Нужна, нужна девчонка, чтобы она посмотрела на него и увидела, какой он есть настоящий. Поверила бы ему, потому что дальше так жить нельзя. У него же у самого шарики за ролики начинают заходить. Нет, кажется ему, вокруг людей, которым можно было бы довериться, открыться. А девчонок — тем более.
Андрей оглядел все, что можно было оглядеть из его закутка. Увидел, что Робя Жуков с Лисицыным наблюдают за ним. Вроде бы играют в шашки, а на самом деле... Пусть их наблюдают. Третий раз с атласом железных дорог под мышкой проходит мимо печки Кастрюк. Пусть походит, жила, все равно не отдаст атласа. У окна пристыли Симочка с Марусей Кастрючихой. Ну, на Симочку он ни за что не клюнет, хотя и ничего она. Хорошего ничего. Заливает, как сивый мерин, на каждом шагу. То она из «Черной ленты», то еще из какой-нибудь банды. А сама мокруха. По утрам волокет матрац в прожарку на сушку. Но это еще полбеды. Врет. А когда человек врет, то друга из него не получится. Только и забот будет, как бы переврать ее. А кто Симочку переврет, тот и трех дней не проживет.

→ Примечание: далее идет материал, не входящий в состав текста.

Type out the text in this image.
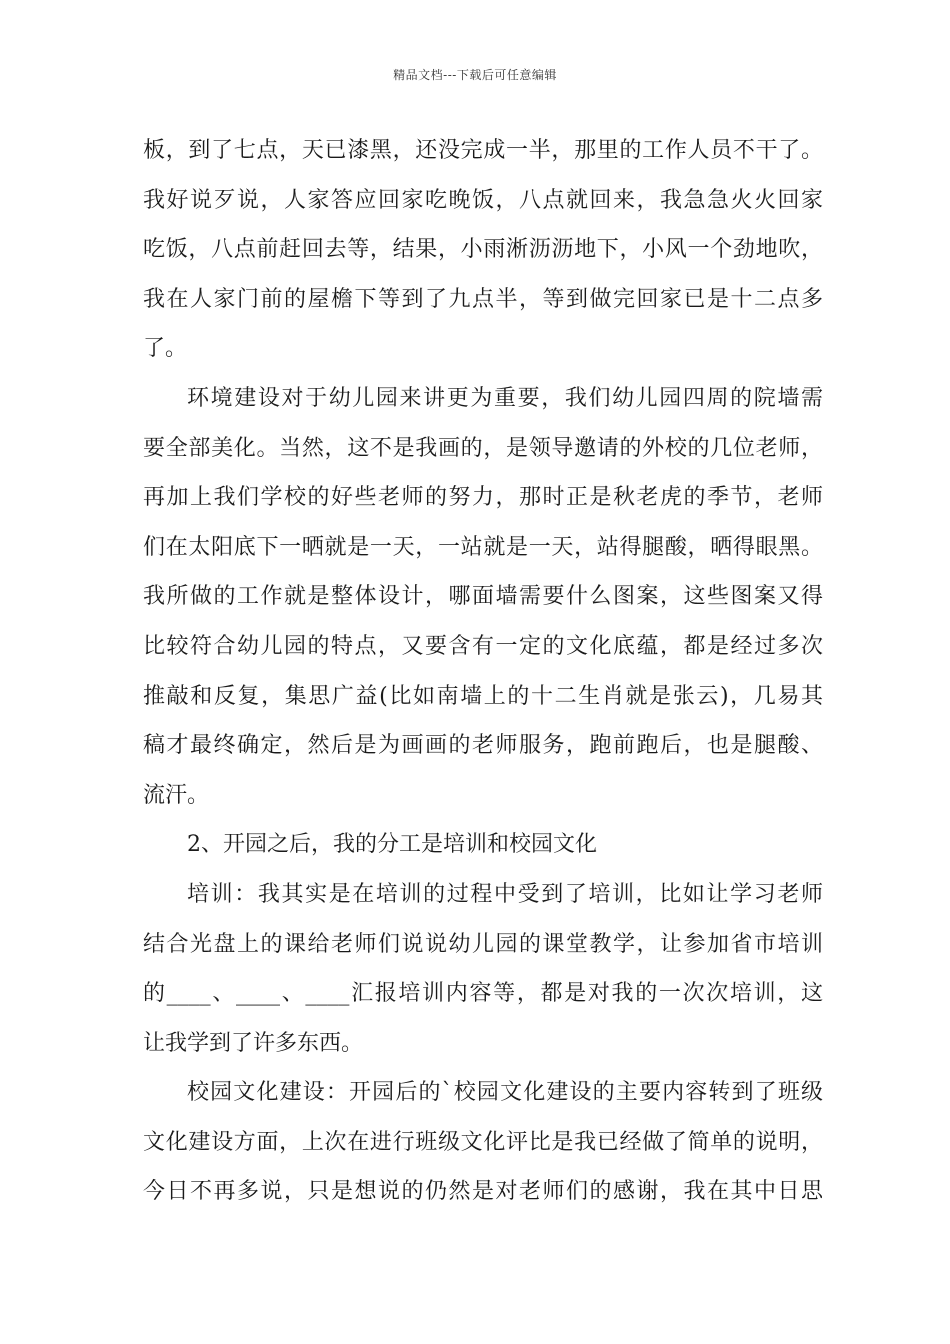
精品文档---下载后可任意编辑
板，到了七点，天已漆黑，还没完成一半，那里的工作人员不干了。
我好说歹说，人家答应回家吃晚饭，八点就回来，我急急火火回家
吃饭，八点前赶回去等，结果，小雨淅沥沥地下，小风一个劲地吹，
我在人家门前的屋檐下等到了九点半，等到做完回家已是十二点多
了。
环境建设对于幼儿园来讲更为重要，我们幼儿园四周的院墙需
要全部美化。当然，这不是我画的，是领导邀请的外校的几位老师，
再加上我们学校的好些老师的努力，那时正是秋老虎的季节，老师
们在太阳底下一晒就是一天，一站就是一天，站得腿酸，晒得眼黑。
我所做的工作就是整体设计，哪面墙需要什么图案，这些图案又得
比较符合幼儿园的特点，又要含有一定的文化底蕴，都是经过多次
推敲和反复，集思广益(比如南墙上的十二生肖就是张云)，几易其
稿才最终确定，然后是为画画的老师服务，跑前跑后，也是腿酸、
流汗。
2、开园之后，我的分工是培训和校园文化
培训：我其实是在培训的过程中受到了培训，比如让学习老师
结合光盘上的课给老师们说说幼儿园的课堂教学，让参加省市培训
的____、____、____汇报培训内容等，都是对我的一次次培训，这
让我学到了许多东西。
校园文化建设：开园后的`校园文化建设的主要内容转到了班级
文化建设方面，上次在进行班级文化评比是我已经做了简单的说明，
今日不再多说，只是想说的仍然是对老师们的感谢，我在其中日思
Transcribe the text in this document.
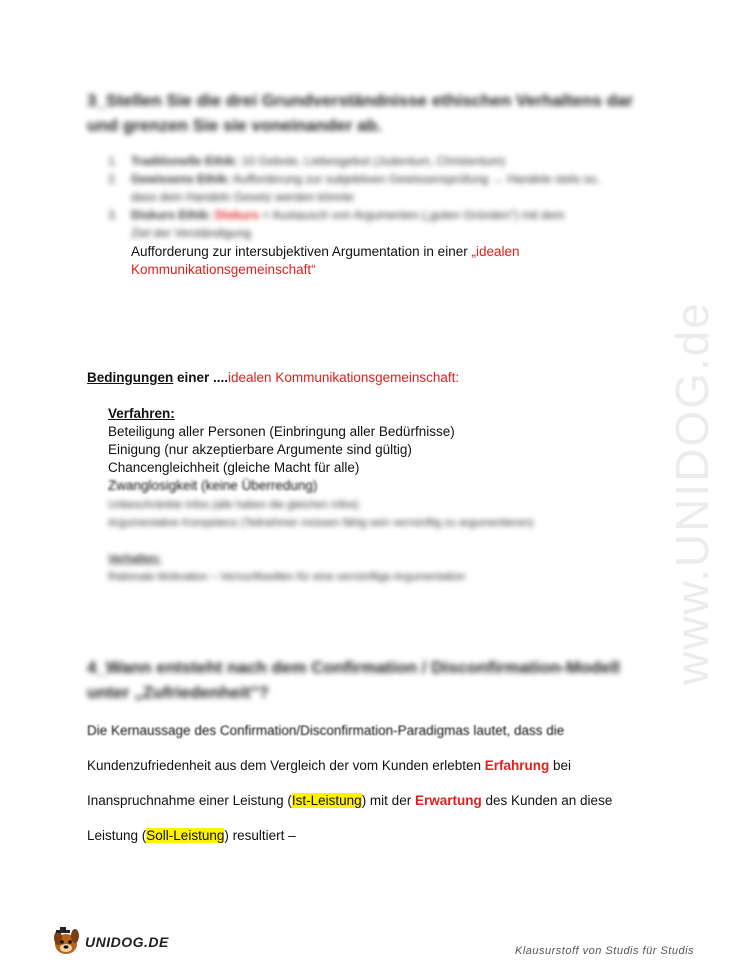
3_Stellen Sie die drei Grundverständnisse ethischen Verhaltens dar
und grenzen Sie sie voneinander ab.
1.	Traditionelle Ethik: 10 Gebote, Liebesgebot (Judentum, Christentum)
2.	Gewissens Ethik: Aufforderung zur subjektiven Gewissensprüfung → Handele stets so,
dass dein Handeln Gesetz werden könnte
3.	Diskurs Ethik: Diskurs = Austausch von Argumenten („guten Gründen") mit dem
Ziel der Verständigung
Aufforderung zur intersubjektiven Argumentation in einer „idealen
Kommunikationsgemeinschaft“
Bedingungen einer ....idealen Kommunikationsgemeinschaft:
Verfahren:
Beteiligung aller Personen (Einbringung aller Bedürfnisse)
Einigung (nur akzeptierbare Argumente sind gültig)
Chancengleichheit (gleiche Macht für alle)
Zwanglosigkeit (keine Überredung)
Unbeschränkte Infos (alle haben die gleichen Infos)
Argumentative Kompetenz (Teilnehmer müssen fähig sein vernünftig zu argumentieren)
Verhalten:
Rationale Motivation – Vernunftswillen für eine vernünftige Argumentation
4_Wann entsteht nach dem Confirmation / Disconfirmation-Modell
unter „Zufriedenheit"?
Die Kernaussage des Confirmation/Disconfirmation-Paradigmas lautet, dass die
Kundenzufriedenheit aus dem Vergleich der vom Kunden erlebten Erfahrung bei
Inanspruchnahme einer Leistung (Ist-Leistung) mit der Erwartung des Kunden an diese
Leistung (Soll-Leistung) resultiert –
www.UNIDOG.de
UNIDOG.DE
Klausurstoff von Studis für Studis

Маруська Кастрючиха. Эта посерьезнее. Только не была бы она такая рябая. Вот уж удовольствие видеть все время эту конопатую рожу. Да перед ней молоко через два часа сквасится. И знает он ее как облупленную. Вот стоит она у окна, прижав руки к груди, как бабка. За окном мельтешит снег. Она и думает о снеге: хорошо, что снег. Не промерзнет картошка в буртах, под снегом хорошо перезимуют озимые. А придет весна, опять же земле будет вода. Идет снег — не надо лишний раз протапливать хату: тепло на улице. В снегопад можно съездить и за дровами в лес, свалить сосенку, а то и дуб. И никаких следов. Можно подобраться к колхозному стогу и надергать вязаночку сена корове — опять же следы заметет к утру. Младших можно вытурить на улицу, чтобы не докучали, не лезли под руки, не просили есть. А ударит мороз, Кастрючиха будет думать о морозе, радоваться: Васька и другие кастрючата не полезут на улицу, целее будет одежка и обувка, и хату не выстудят, шастая взад-вперед... Все он знает об этой Кастрючихе. Своя она в доску. А разве можно своих любить, тех, кого знаешь вот так, как облупленных? Нет, не было тут никого стоящего, кого можно было бы полюбить, с кем можно было бы подружиться.
...Какая тут дружба и любовь? Вот, через десять — двадцать дней соберут его и повезут к дядьке с теткой, домой. Бросится он в родном Клинске под колеса поезда. Поезд перережет его надвое. А он еще никого не любил... Нет, он любил уже, его никто не любил. В школе, в Андреевом классе, было немало хороших девчонок. Но все они были очень уж хорошие, очень примерные. Одна такая хорошая таскала домой его дядьке записки от учительницы. Зойка Абибокова.
Андрей со своим другом Витькой Гаращуком подстерег ее как-то в переулке. Она еще не успела и дойти до них, но сразу смикитила, чем тут пахнет. Отличница, понятливая. Только увидела — и драла. Андрею даже стало жалко ее, так старательно она бежала переулком и размахивала красным портфелем. Бить бы он ее не стал, факт, и гнаться бы за нею не стал. Но рядом был Гаращук. И Гаращук защищал друга. А Андрею было стыдно, что Зойка, отличница, от них убегает. Он гонится за ней, как за собакой.
Зойка убежала. Хорошо получилось. И записку не передала, и учительнице на следующий день ничего не сказала. И то ли из-за этого, то ли потому, что Андрей чувствовал вину перед нею, Зойка стала ему казаться почти красивой. Хотя красивой Зойка никогда не была.
Он бы, может, и полюбил ее. Но тут нагрянула уже настоящая любовь, как снег на голову свалилась. Приехала из какой-то другой школы, из другого города Вера Орлина. Вот это была девчонка. С такой можно было все по-мужски. О том, что она красивая, пожалуй, и говорить не стоит. По-настоящему красивая.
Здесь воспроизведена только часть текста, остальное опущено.